1 July, 2012
Shareholders at two French companies recently voted against additional bonus payouts for executives, apparently reflecting a new European trend, or “shareholder spring,” born of the economic turmoil gripping the region.
At aerospace company Safran, where Chairman and Chief Executive Jean-Paul Herteman was paid 1.43 million euros last year, shareholders rejected a proposal to award him two years of pay and an additional pension when he retires, according to Reuters.
Similarly, Air France-KLM shareholders voted against a 400,000-euro bonus that was paid to its former CEO, Pierre-Henri Gourgeon, in addition to the 1.125-million euro golden parachute he received, according to reports by Reuters and Radio France Internationale.
French Finance Minister Pierre Moscovici hailed the decisions and suggested that Gourgeon be obliged to return the 400,000 euros.
The French government is a shareholder in Safran and Air France-KLM, which recently cut more than 5,000 jobs to offset losses in the millions of euros.
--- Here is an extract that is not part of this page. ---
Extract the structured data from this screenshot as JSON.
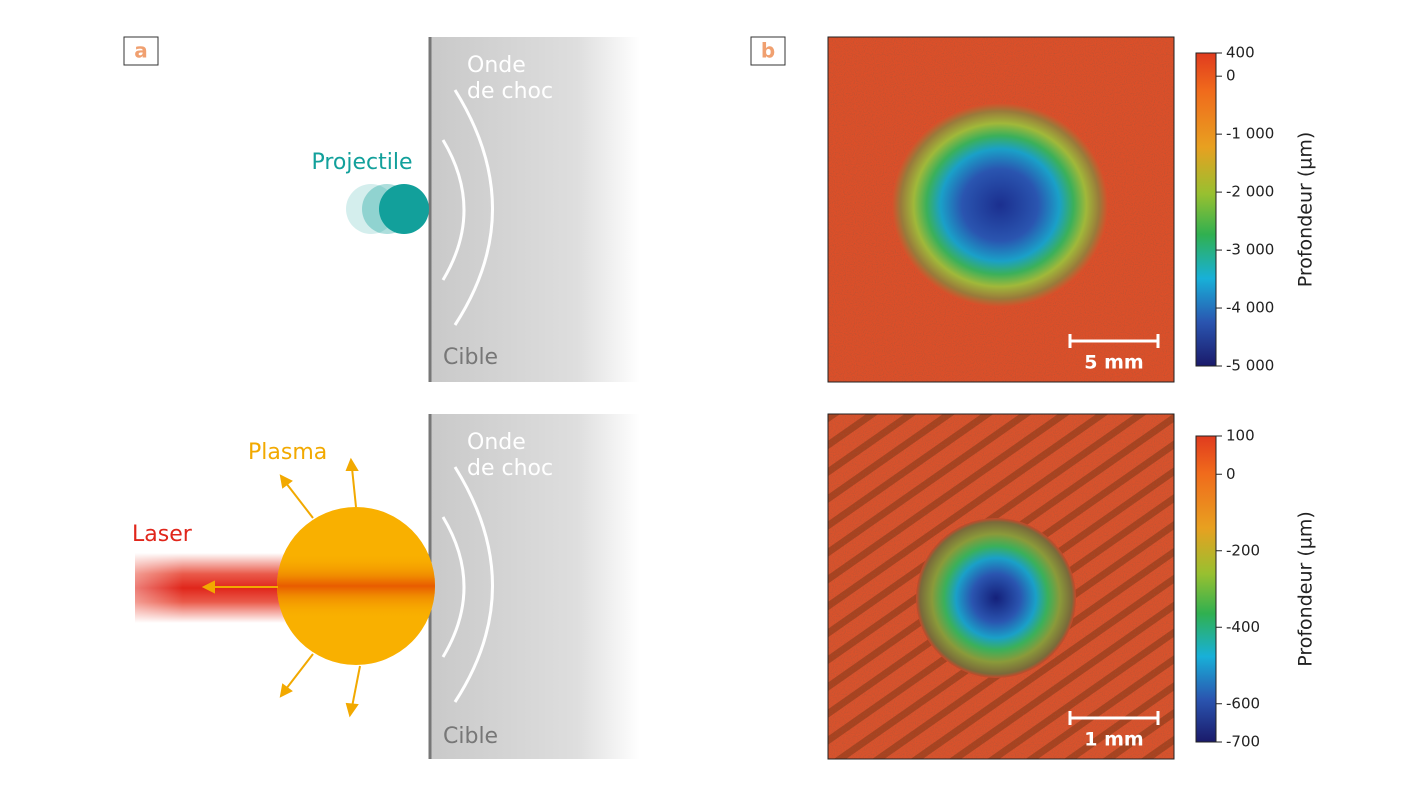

French President Francois Hollande has promised to limit the difference between public sector executives’ and workers’ pay to 20 to 1, and is expected to act on that promise soon.
"The government is thus again giving a strong signal of its will for change on the question of remuneration," Moscovici said in a statement following the Safran vote.
If these decisions and the Hollande administration’s position are any indication, European global executive positions may see their compensation reduced as the euro zone continues to struggle with austerity measures prompted by the collapse of Greece and Spain.
In contrast, compensation for American company ExxonMobil executives is set to increase.
The San Francisco Chronicle reported that investors at the company's annual meeting cast roughly 78% of their shares in favor of a new compensation-setting system delivering higher pay, despite assertions by critics saying that executive pay is already too high.
Shareholder advisory firms criticised the new system for excessive pay and for failing to link pay increases to the company’s financial performance, but differed in their recommendations on whether to vote for it.